Ingeborg Esser_ Auf den Feldern Innovation und Digitalisierung im Bau sehe ich in Deutschland und Europa noch großen Nachholbedarf. Wenn ich in Japan oder in den USA auf die Baustellen schaue, sehe ich nur noch wenige Menschen auf dem Gelände, weil vieles automatisiert und unter Einsatz von Robotik abläuft. Aber serielles und modulares Bauen und Robotik im Neubau können nur der Anfang sein. Wenn wir unsere Klimaziele tatsächlich erreichen wollen, müssen wir auch die bereits bestehenden Gebäude anfassen. Ein Schlüsselwort lautet hier „serielles Sanieren“.
Herr Aleithe, ist das auch ein Thema für berlinovo?
Alf Aleithe_ Mit Letzterem beschäftigen wir uns zurzeit tatsächlich bei unseren kürzlich erworbenen Beständen im Falkenhagener Feld, weil die Vorteile deutlich auf der Hand liegen: Wenn wir die Leitungsführungen direkt in die neuen Fassadenelemente integrieren, haben wir ein klares Bild von den Verortungen, halten den Bestandseingriff gering und belasten den Alltag der Mieter:innen minimal.

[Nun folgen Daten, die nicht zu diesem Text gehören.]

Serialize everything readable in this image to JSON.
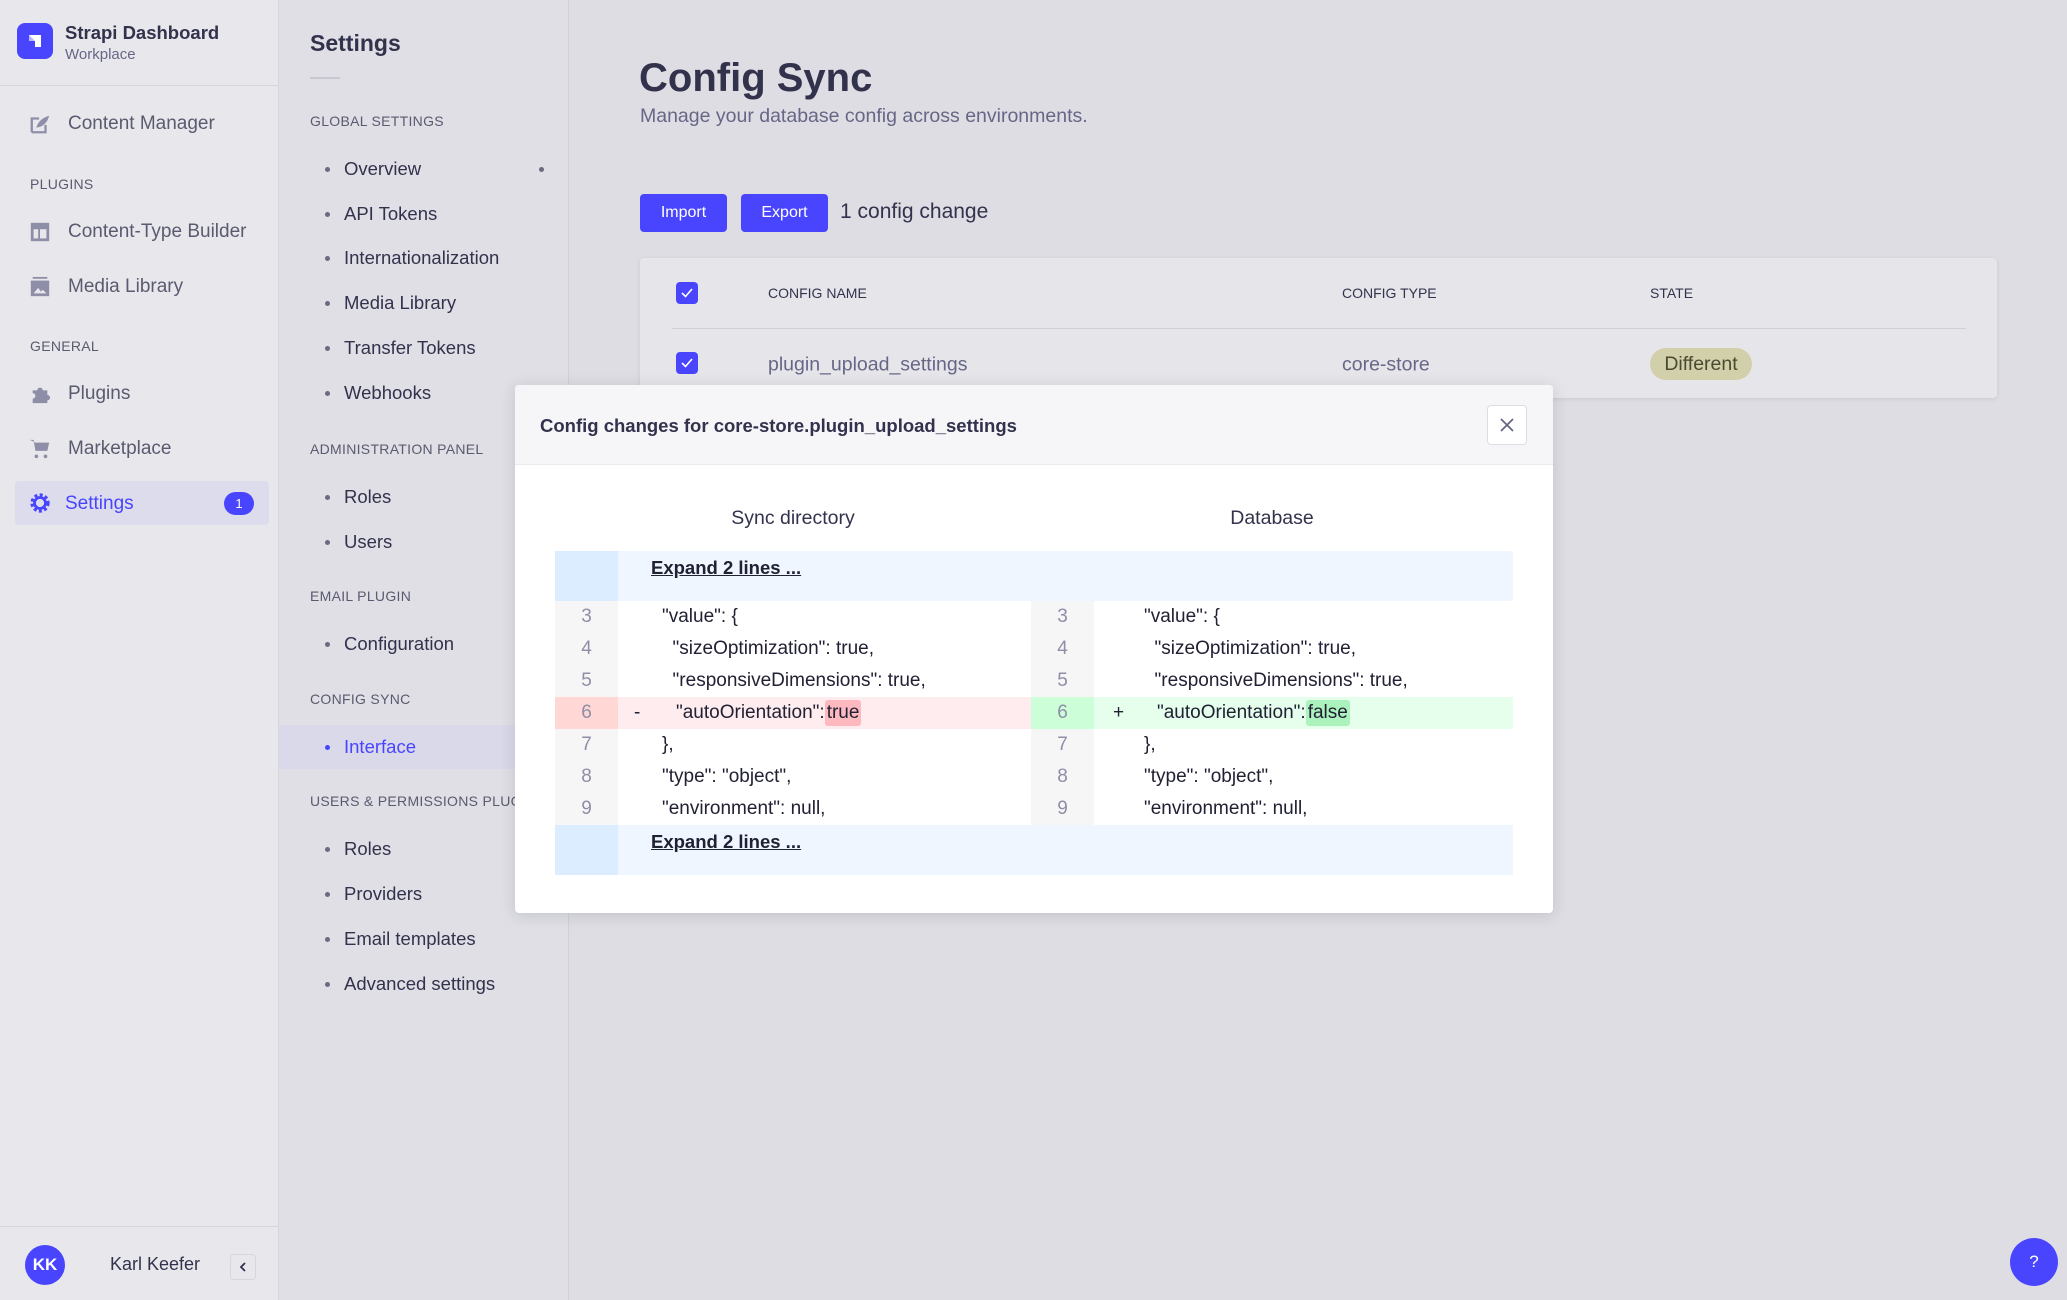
{
  "sidebar": {
    "app_title": "Strapi Dashboard",
    "workspace": "Workplace",
    "items": [
      {
        "label": "Content Manager",
        "icon": "feather-icon"
      }
    ],
    "sections": [
      {
        "title": "PLUGINS"
      },
      {
        "title": "GENERAL"
      }
    ],
    "plugins": [
      {
        "label": "Content-Type Builder",
        "icon": "layout-icon"
      },
      {
        "label": "Media Library",
        "icon": "image-icon"
      }
    ],
    "general": [
      {
        "label": "Plugins",
        "icon": "puzzle-icon"
      },
      {
        "label": "Marketplace",
        "icon": "cart-icon"
      },
      {
        "label": "Settings",
        "icon": "gear-icon",
        "badge": "1",
        "active": true
      }
    ],
    "user": {
      "initials": "KK",
      "name": "Karl Keefer"
    }
  },
  "settings": {
    "title": "Settings",
    "groups": [
      {
        "title": "GLOBAL SETTINGS",
        "items": [
          "Overview",
          "API Tokens",
          "Internationalization",
          "Media Library",
          "Transfer Tokens",
          "Webhooks"
        ]
      },
      {
        "title": "ADMINISTRATION PANEL",
        "items": [
          "Roles",
          "Users"
        ]
      },
      {
        "title": "EMAIL PLUGIN",
        "items": [
          "Configuration"
        ]
      },
      {
        "title": "CONFIG SYNC",
        "items": [
          "Interface"
        ]
      },
      {
        "title": "USERS & PERMISSIONS PLUGIN",
        "items": [
          "Roles",
          "Providers",
          "Email templates",
          "Advanced settings"
        ]
      }
    ]
  },
  "main": {
    "title": "Config Sync",
    "subtitle": "Manage your database config across environments.",
    "import_label": "Import",
    "export_label": "Export",
    "change_count": "1 config change",
    "table": {
      "headers": [
        "CONFIG NAME",
        "CONFIG TYPE",
        "STATE"
      ],
      "rows": [
        {
          "name": "plugin_upload_settings",
          "type": "core-store",
          "state": "Different",
          "checked": true
        }
      ]
    }
  },
  "modal": {
    "title": "Config changes for core-store.plugin_upload_settings",
    "left_title": "Sync directory",
    "right_title": "Database",
    "expand_label": "Expand 2 lines ...",
    "lines": [
      {
        "n": "3",
        "left": "\"value\": {",
        "right": "\"value\": {"
      },
      {
        "n": "4",
        "left": "  \"sizeOptimization\": true,",
        "right": "  \"sizeOptimization\": true,"
      },
      {
        "n": "5",
        "left": "  \"responsiveDimensions\": true,",
        "right": "  \"responsiveDimensions\": true,"
      },
      {
        "n": "6",
        "changed": true,
        "left_marker": "-",
        "right_marker": "+",
        "key": "\"autoOrientation\":",
        "left_value": "true",
        "right_value": "false"
      },
      {
        "n": "7",
        "left": "},",
        "right": "},"
      },
      {
        "n": "8",
        "left": "\"type\": \"object\",",
        "right": "\"type\": \"object\","
      },
      {
        "n": "9",
        "left": "\"environment\": null,",
        "right": "\"environment\": null,"
      }
    ]
  },
  "help": {
    "label": "?"
  },
  "colors": {
    "accent": "#4945ff",
    "removed_bg": "#ffecee",
    "removed_hl": "#fdb8c0",
    "added_bg": "#e6ffec",
    "added_hl": "#acf2bd",
    "badge": "#d2d0aa"
  }
}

In diesem Gespräch begegnen sich Interessen-vertretung und landeseigenes Unternehmertum. Was würden Sie sich wünschen, damit die Immobilienwirtschaft in Deutschland und Berlin ihre Aufgaben erfolgreich erledigen kann?

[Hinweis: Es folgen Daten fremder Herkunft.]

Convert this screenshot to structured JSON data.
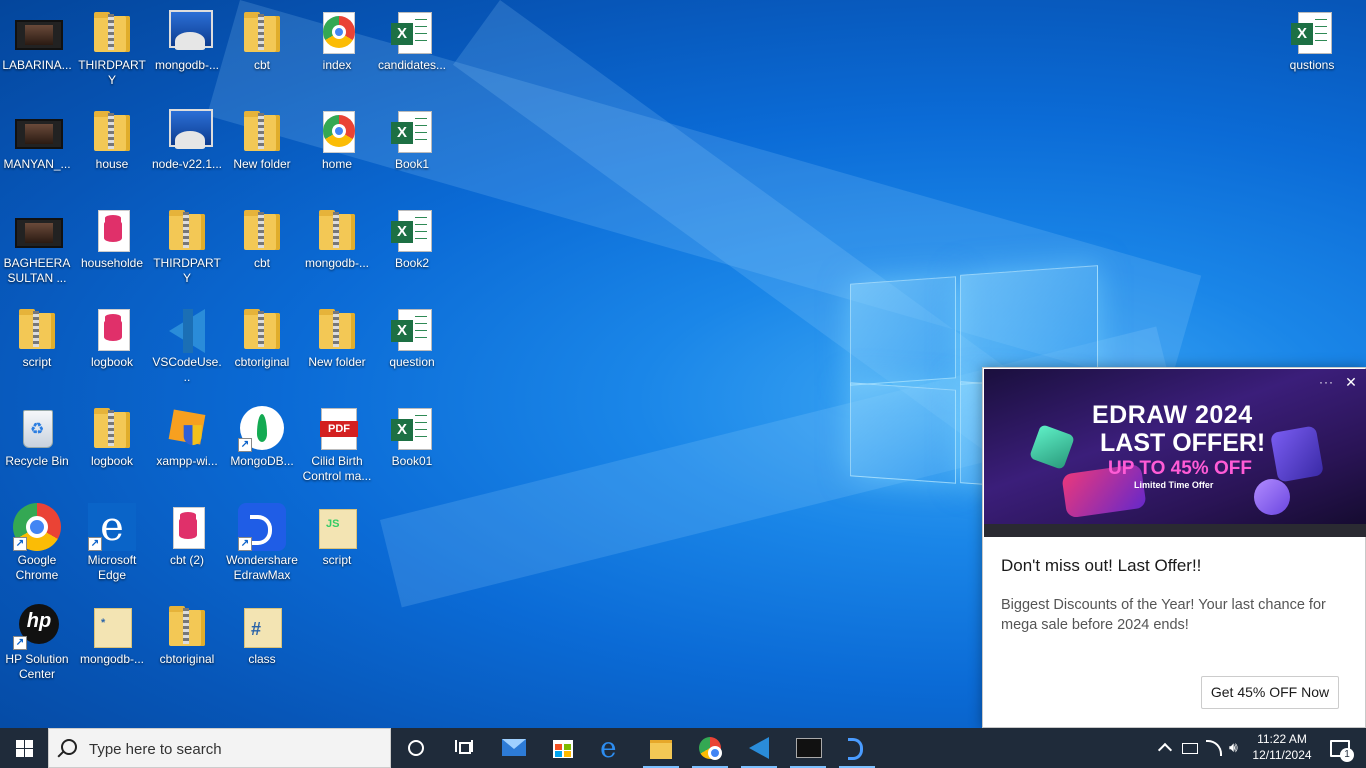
{
  "desktop": {
    "icons": [
      {
        "label": "LABARINA..."
      },
      {
        "label": "THIRDPARTY"
      },
      {
        "label": "mongodb-..."
      },
      {
        "label": "cbt"
      },
      {
        "label": "index"
      },
      {
        "label": "candidates..."
      },
      {
        "label": "MANYAN_..."
      },
      {
        "label": "house"
      },
      {
        "label": "node-v22.1..."
      },
      {
        "label": "New folder"
      },
      {
        "label": "home"
      },
      {
        "label": "Book1"
      },
      {
        "label": "BAGHEERA SULTAN ..."
      },
      {
        "label": "householde"
      },
      {
        "label": "THIRDPARTY"
      },
      {
        "label": "cbt"
      },
      {
        "label": "mongodb-..."
      },
      {
        "label": "Book2"
      },
      {
        "label": "script"
      },
      {
        "label": "logbook"
      },
      {
        "label": "VSCodeUse..."
      },
      {
        "label": "cbtoriginal"
      },
      {
        "label": "New folder"
      },
      {
        "label": "question"
      },
      {
        "label": "Recycle Bin"
      },
      {
        "label": "logbook"
      },
      {
        "label": "xampp-wi..."
      },
      {
        "label": "MongoDB..."
      },
      {
        "label": "Cilid Birth Control ma..."
      },
      {
        "label": "Book01"
      },
      {
        "label": "Google Chrome"
      },
      {
        "label": "Microsoft Edge"
      },
      {
        "label": "cbt (2)"
      },
      {
        "label": "Wondershare EdrawMax"
      },
      {
        "label": "script"
      },
      {
        "label": "HP Solution Center"
      },
      {
        "label": "mongodb-..."
      },
      {
        "label": "cbtoriginal"
      },
      {
        "label": "class"
      },
      {
        "label": "qustions"
      }
    ]
  },
  "notification": {
    "banner_line1": "EDRAW 2024",
    "banner_line2": "LAST OFFER!",
    "banner_line3": "UP TO 45% OFF",
    "banner_line4": "Limited Time Offer",
    "more_label": "···",
    "close_label": "✕",
    "title": "Don't miss out! Last Offer!!",
    "body": "Biggest Discounts of the Year! Your last chance for mega sale before 2024 ends!",
    "action_label": "Get 45% OFF Now"
  },
  "taskbar": {
    "search_placeholder": "Type here to search",
    "time": "11:22 AM",
    "date": "12/11/2024",
    "notification_count": "1",
    "pinned": [
      "cortana-icon",
      "task-view-icon",
      "mail-icon",
      "store-icon",
      "edge-icon",
      "file-explorer-icon",
      "chrome-icon",
      "vscode-icon",
      "terminal-icon",
      "edrawmax-icon"
    ]
  }
}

Ingeborg Esser_ Mein Wunsch richtet sich an die Politik und lässt sich in drei Worte fassen: „Gemeinsam ehrlich rechnen.“ Nach meiner Beobachtung erfolgen wohnungspolitische Entscheidungen noch zu oft auf einer zu vagen wirtschaftlichen Grundlage. Diese braucht es aber, wenn Lösungen in einem Marktumfeld funktionieren sollen. Hier kann es sehr helfen, im Vorfeld von Entscheidungen die Erfahrungen der Wirtschaft einzubeziehen. Wirtschaftliche Zusammenhänge sind kein Zauberwerk. Und wenn eine Rechnung nicht aufgeht, dann lohnt es sich innezuhalten und zusammen so lange an der Gleichung zu arbeiten, bis sie aufgeht.

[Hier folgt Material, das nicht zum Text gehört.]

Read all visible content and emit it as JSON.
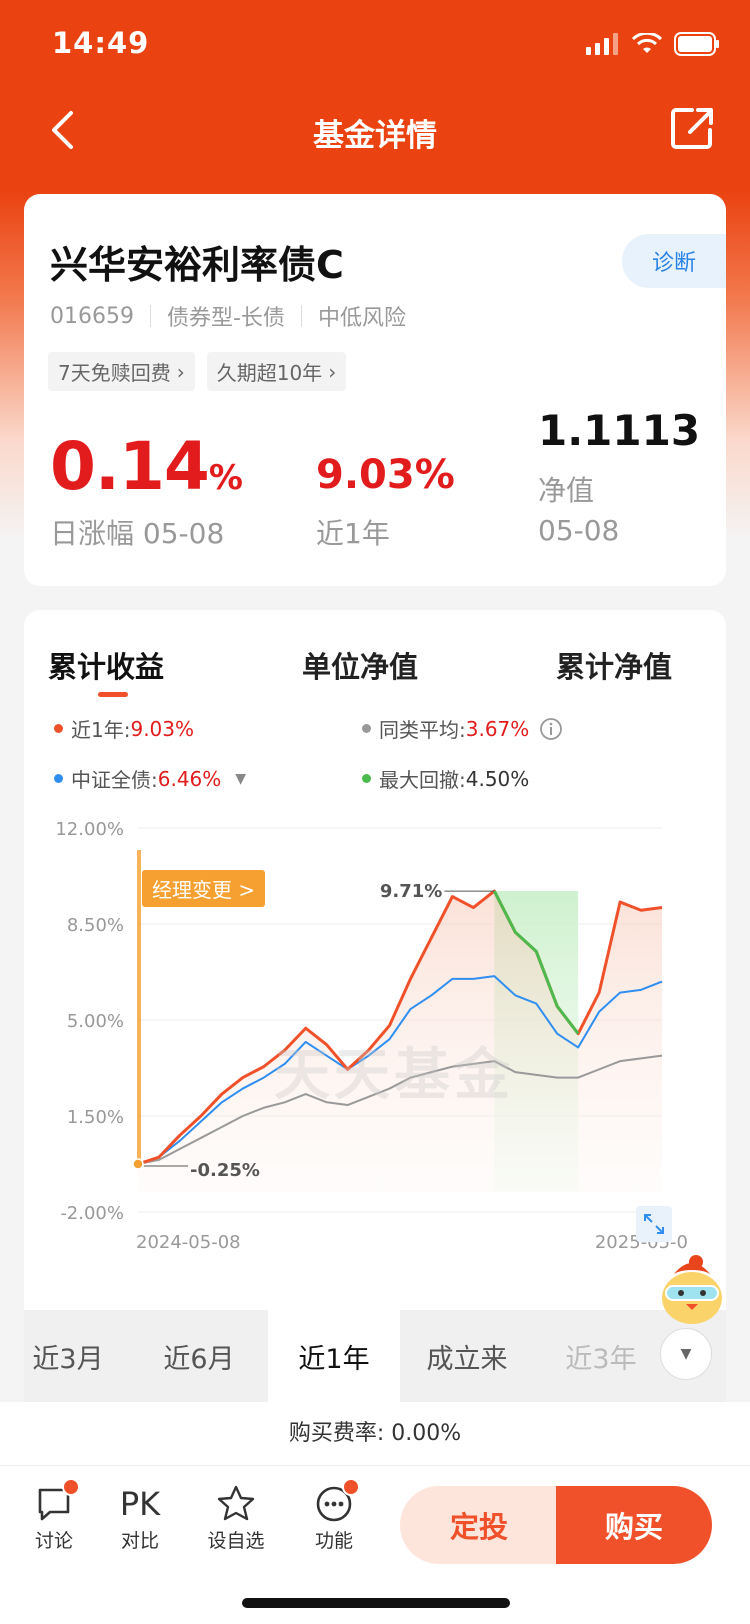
{
  "status": {
    "time": "14:49"
  },
  "nav": {
    "title": "基金详情"
  },
  "fund": {
    "name": "兴华安裕利率债C",
    "code": "016659",
    "category": "债券型-长债",
    "risk": "中低风险",
    "diagnose_label": "诊断",
    "tags": [
      "7天免赎回费",
      "久期超10年"
    ],
    "daily_change_value": "0.14",
    "daily_change_unit": "%",
    "daily_change_label": "日涨幅 05-08",
    "year_return": "9.03%",
    "year_return_label": "近1年",
    "nav_value": "1.1113",
    "nav_label": "净值",
    "nav_date": "05-08"
  },
  "chart_tabs": [
    "累计收益",
    "单位净值",
    "累计净值"
  ],
  "legend": [
    {
      "label": "近1年:",
      "value": "9.03%",
      "color": "#f0512a",
      "value_color": "#e21c1c"
    },
    {
      "label": "同类平均:",
      "value": "3.67%",
      "color": "#999999",
      "value_color": "#e21c1c"
    },
    {
      "label": "中证全债:",
      "value": "6.46%",
      "color": "#2f8ef0",
      "value_color": "#e21c1c"
    },
    {
      "label": "最大回撤:",
      "value": "4.50%",
      "color": "#4cba4c",
      "value_color": "#333333"
    }
  ],
  "chart_data": {
    "type": "line",
    "y_ticks": [
      "12.00%",
      "8.50%",
      "5.00%",
      "1.50%",
      "-2.00%"
    ],
    "ylim": [
      -2.0,
      12.0
    ],
    "x_labels": [
      "2024-05-08",
      "2025-05-0"
    ],
    "annotations": {
      "peak": "9.71%",
      "start": "-0.25%",
      "manager_change": "经理变更 >"
    },
    "watermark": "天天基金",
    "series": [
      {
        "name": "近1年",
        "color": "#f0512a",
        "values": [
          -0.25,
          0.0,
          0.8,
          1.5,
          2.3,
          2.9,
          3.3,
          3.9,
          4.7,
          4.1,
          3.2,
          3.9,
          4.8,
          6.5,
          8.0,
          9.5,
          9.1,
          9.7,
          8.2,
          7.5,
          5.5,
          4.5,
          6.0,
          9.3,
          9.0,
          9.1
        ]
      },
      {
        "name": "中证全债",
        "color": "#2f8ef0",
        "values": [
          -0.25,
          0.0,
          0.6,
          1.3,
          2.0,
          2.5,
          2.9,
          3.4,
          4.2,
          3.7,
          3.2,
          3.7,
          4.3,
          5.4,
          5.9,
          6.5,
          6.5,
          6.6,
          5.9,
          5.6,
          4.5,
          4.0,
          5.3,
          6.0,
          6.1,
          6.4
        ]
      },
      {
        "name": "同类平均",
        "color": "#999999",
        "values": [
          -0.25,
          -0.1,
          0.3,
          0.7,
          1.1,
          1.5,
          1.8,
          2.0,
          2.3,
          2.0,
          1.9,
          2.2,
          2.5,
          2.9,
          3.1,
          3.3,
          3.4,
          3.5,
          3.1,
          3.0,
          2.9,
          2.9,
          3.2,
          3.5,
          3.6,
          3.7
        ]
      }
    ],
    "drawdown_range": [
      17,
      21
    ]
  },
  "ranges": [
    "近3月",
    "近6月",
    "近1年",
    "成立来",
    "近3年"
  ],
  "active_range": 2,
  "fee": {
    "text": "购买费率: 0.00%"
  },
  "bottom": {
    "discuss": "讨论",
    "compare": "对比",
    "compare_icon": "PK",
    "watch": "设自选",
    "more": "功能",
    "auto_invest": "定投",
    "buy": "购买"
  }
}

Alf Aleithe_ Ich würde mir für meinen Planungsalltag mehr Kontinuität im Umfeld wünschen. Zwischen dem ersten Blickkontakt zu einem Grundstück bis hin zur Realisierung eines Projekts können drei bis sieben Jahre liegen. Dazwischen liegen die Investitionsplanung, das B-Planverfahren, die Baugenehmigung, das Vergabeverfahren und zahlreiche andere Stufen, die schnell zu unberechenbaren Variablen werden, wenn sich Förderbedingungen, Richtlinien und Genehmigungsprozesse ändern. Dazu kommt ein Marktumfeld, das sich ebenfalls laufend verändert. Das macht ein Bauprojekt heute extrem komplex und ist nur mit einem leistungsstarken und verlässlichen Team zu bewältigen. Das haben wir zum Glück bei berlinovo.
Frau Esser, Herr Aleithe, vielen Dank für das Interview.